Let's load the binary to Ghidra. If you got stripped binary, the first thing that you need to do is to find the entry() function since it will contain the main function location.
from the result, we can see that inside the entry function it calls "FUN_00401000()" and you don't have to worry about the name since it comes from ghidra but all you need to know that it is actually the main function.
following the function, we can see that it contain two syscall function. Let's try to run it in gdb to deduce what is this two syscall doing. let's try to put a breakpoint at before each of the syscall
when we hit the breakpoint take a look at the registry value that will act as the parameter
we can see the value of the register that passed to the syscall is matched with the prompt that was given to us earlier so we can conclude that the first syscall is for printf whereas the syscall will be the scanf() to take our input.
Let's try to crash the program by input a long string
cool so we know that we need to provide 136 bytes to take control of the program instruction pointer. Ok, so what is the strategy? since we don't have any information leak that we can use to determine the stack address to put our shellcode in there. Remember the limitation of ASLR?
ASLR only randomizes the stack address, heap, and the dynamic library. So all we need to do is to find the other memory section within the program that is not randomize and we will use this area to stored and execute our shellcode
but where is this location you talking about?
you can list it using vmmap, notice the first three entry from the result this is the location that the ASLR does not randomize.
We can use two calls of sigframe() first one is to store "/bin/sh" value to the third entry location 0x00402000(we stored the string in this location since the permission allow to be writeable) and once it has done we create another sigframe to call execve with parameter of the location "/bin/sh" we just stored at the first sigframe.
Sounds complicated but let's try to write the code first so you can understand it.
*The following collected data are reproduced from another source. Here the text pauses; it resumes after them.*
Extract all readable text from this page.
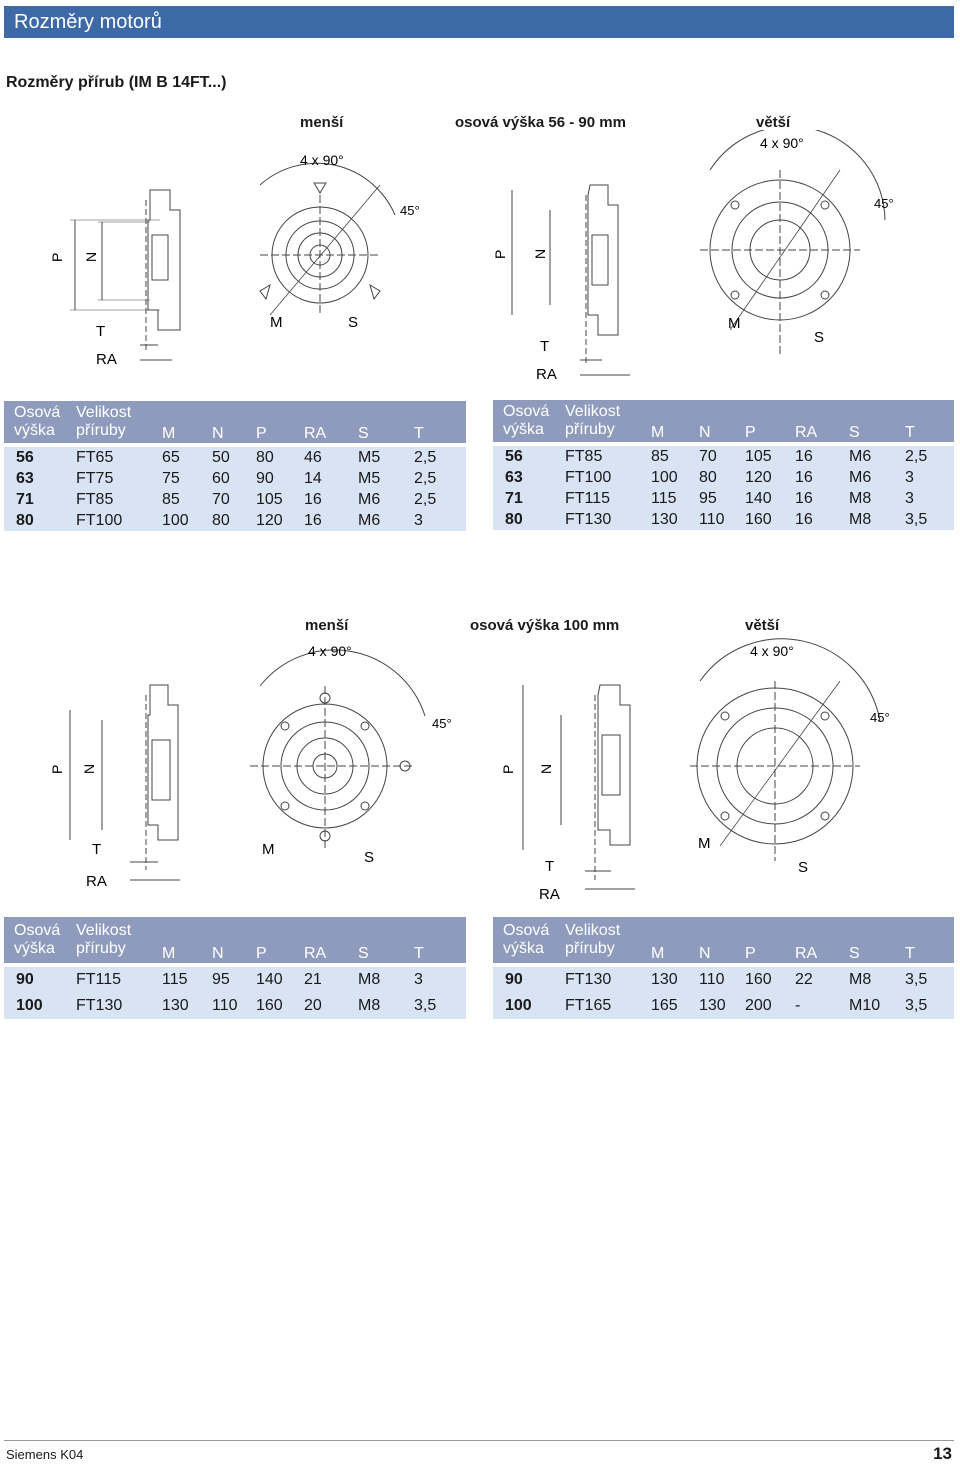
Rozměry motorů
Rozměry přírub (IM B 14FT...)
menší	osová výška 56 - 90 mm	větší
P N
T
RA
4 x 90°
45°
M	S
P N
T
RA
4 x 90°
45°
M
S
Osová
výška	Velikost
příruby	M	N	P	RA	S	T

56	FT65	65	50	80	46	M5	2,5
63	FT75	75	60	90	14	M5	2,5
71	FT85	85	70	105	16	M6	2,5
80	FT100	100	80	120	16	M6	3
Osová
výška	Velikost
příruby	M	N	P	RA	S	T

56	FT85	85	70	105	16	M6	2,5
63	FT100	100	80	120	16	M6	3
71	FT115	115	95	140	16	M8	3
80	FT130	130	110	160	16	M8	3,5
menší	osová výška 100 mm	větší
P N
T
RA
4 x 90°
45°
M	S
P N
T
RA
4 x 90°
45°
M
S
Osová
výška	Velikost
příruby	M	N	P	RA	S	T

90	FT115	115	95	140	21	M8	3
100	FT130	130	110	160	20	M8	3,5
Osová
výška	Velikost
příruby	M	N	P	RA	S	T

90	FT130	130	110	160	22	M8	3,5
100	FT165	165	130	200	-	M10	3,5
Siemens K04	13
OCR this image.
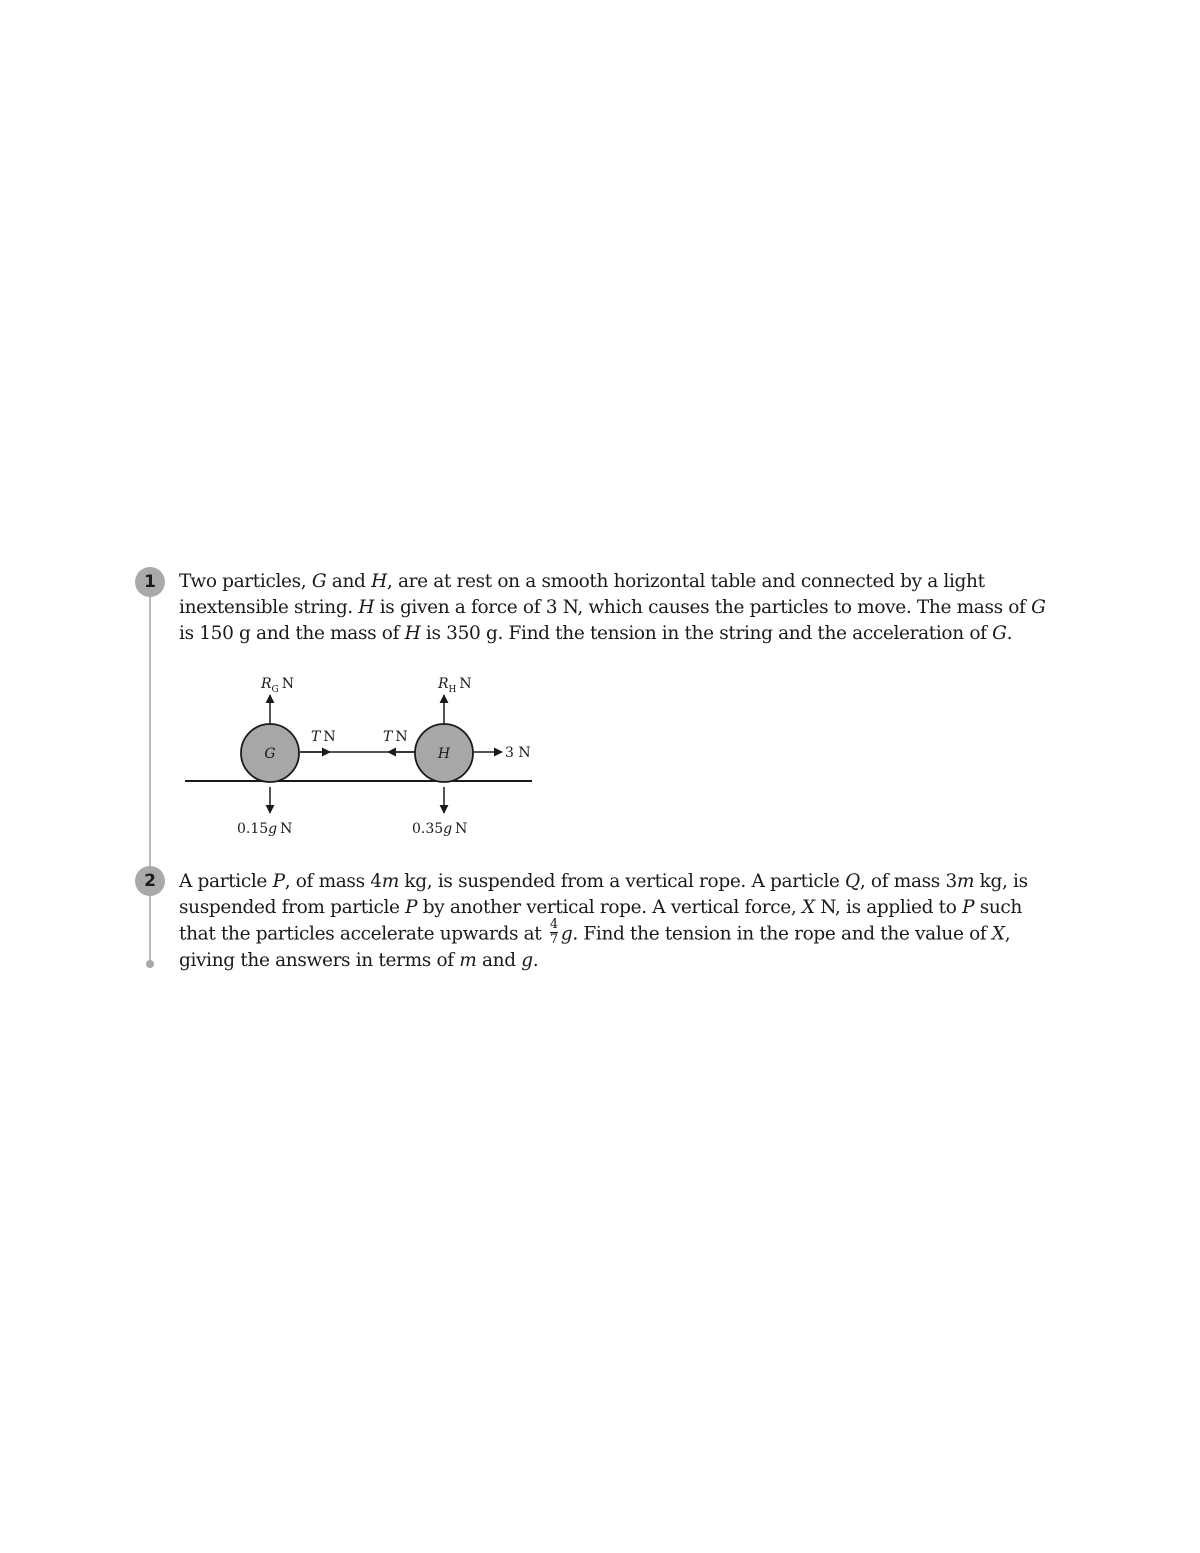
1	Two particles, G and H, are at rest on a smooth horizontal table and connected by a light
inextensible string. H is given a force of 3 N, which causes the particles to move. The mass of G
is 150 g and the mass of H is 350 g. Find the tension in the string and the acceleration of G.
G	H
$R_G$ N	$R_H$ N
T N	T N
3 N
0.15g N	0.35g N
2	A particle P, of mass 4m kg, is suspended from a vertical rope. A particle Q, of mass 3m kg, is
suspended from particle P by another vertical rope. A vertical force, X N, is applied to P such
that the particles accelerate upwards at $\frac{4}{7} g$. Find the tension in the rope and the value of X,
giving the answers in terms of m and g.
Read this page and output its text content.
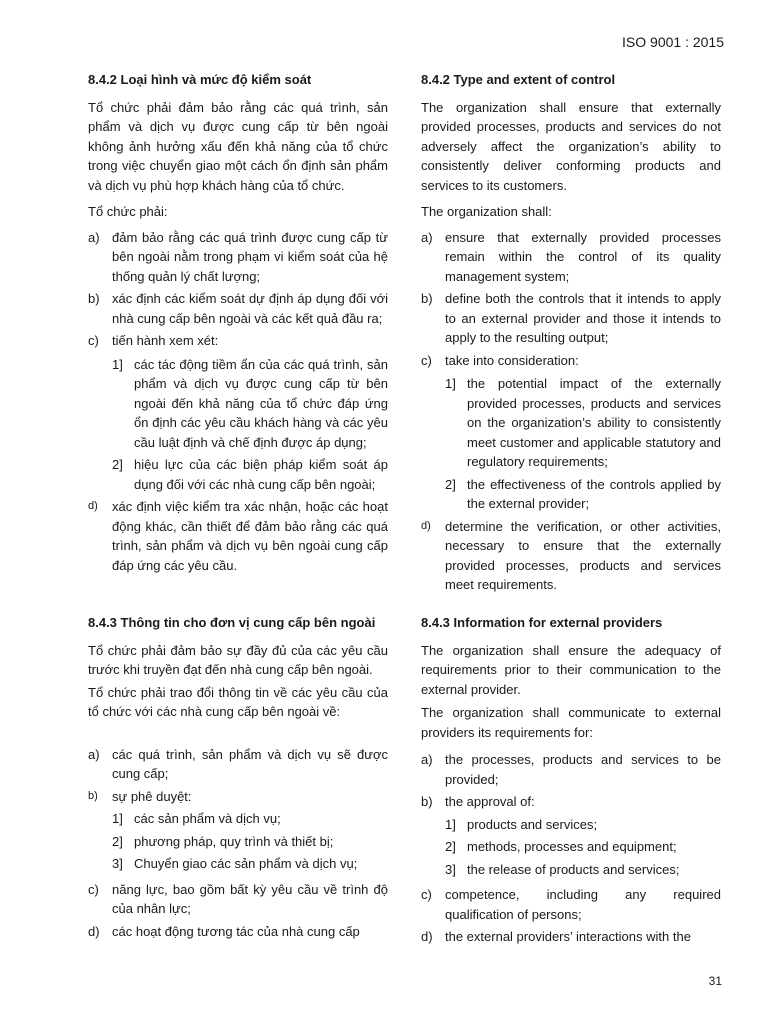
ISO 9001 : 2015

8.4.2 Loại hình và mức độ kiểm soát

Tổ chức phải đảm bảo rằng các quá trình, sản phẩm và dịch vụ được cung cấp từ bên ngoài không ảnh hưởng xấu đến khả năng của tổ chức trong việc chuyển giao một cách ổn định sản phẩm và dịch vụ phù hợp khách hàng của tổ chức.

Tổ chức phải:

a) đảm bảo rằng các quá trình được cung cấp từ bên ngoài nằm trong phạm vi kiểm soát của hệ thống quản lý chất lượng;
b) xác định các kiểm soát dự định áp dụng đối với nhà cung cấp bên ngoài và các kết quả đầu ra;
c)	tiến hành xem xét:
1] các tác động tiềm ẩn của các quá trình, sản phẩm và dịch vụ được cung cấp từ bên ngoài đến khả năng của tổ chức đáp ứng ổn định các yêu cầu khách hàng và các yêu cầu luật định và chế định được áp dụng;
2] hiệu lực của các biện pháp kiểm soát áp dụng đối với các nhà cung cấp bên ngoài;
d)	xác định việc kiểm tra xác nhận, hoặc các hoạt động khác, cần thiết để đảm bảo rằng các quá trình, sản phẩm và dịch vụ bên ngoài cung cấp đáp ứng các yêu cầu.

8.4.2 Type and extent of control

The organization shall ensure that externally provided processes, products and services do not adversely affect the organization’s ability to consistently deliver conforming products and services to its customers.

The organization shall:

a) ensure that externally provided processes remain within the control of its quality management system;
b) define both the controls that it intends to apply to an external provider and those it intends to apply to the resulting output;
c)	take into consideration:
1] the potential impact of the externally provided processes, products and services on the organization’s ability to consistently meet customer and applicable statutory and regulatory requirements;
2] the effectiveness of the controls applied by the external provider;
d)	determine the verification, or other activities, necessary to ensure that the externally provided processes, products and services meet requirements.

8.4.3 Thông tin cho đơn vị cung cấp bên ngoài

Tổ chức phải đảm bảo sự đầy đủ của các yêu cầu trước khi truyền đạt đến nhà cung cấp bên ngoài.

Tổ chức phải trao đổi thông tin về các yêu cầu của tổ chức với các nhà cung cấp bên ngoài về:

a) các quá trình, sản phẩm và dịch vụ sẽ được cung cấp;
b)	sự phê duyệt:
1] các sản phẩm và dịch vụ;
2] phương pháp, quy trình và thiết bị;
3] Chuyển giao các sản phẩm và dịch vụ;
c)	năng lực, bao gồm bất kỳ yêu cầu về trình độ của nhân lực;
d) các hoạt động tương tác của nhà cung cấp

8.4.3 Information for external providers

The organization shall ensure the adequacy of requirements prior to their communication to the external provider.

The organization shall communicate to external providers its requirements for:

a) the processes, products and services to be provided;
b) the approval of:
1] products and services;
2] methods, processes and equipment;
3] the release of products and services;
c)	competence, including any required qualification of persons;
d) the external providers’ interactions with the
31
this is the first call of the sigframe, notice that we set it to execute read() syscall and the location that we want to store is 0x402040, you can choose any location as long it's at the range of 0x00402000 - 0x00403000. I choose this location since the first few bytes at the beginning of the location is used to store initialized variable(.data), so I think the safest place will be beyond the what is list in the below result
rsp and rbp are set to make sure its big enough to store our input.
when we saved the payload and run it at the binary we can see that we managed to emulate stack to call read function.
Next, all we have to do is just store "/bin/sh\x00" string to the location and build the second the sigframe so that we can call execve so it can execute "/bin/sh"
to call execve through syscall we need to set rax register to be 59 and the first parameter(rdi) needs to be the command that we want to execute.
run the exploit and we got a shell, really cool!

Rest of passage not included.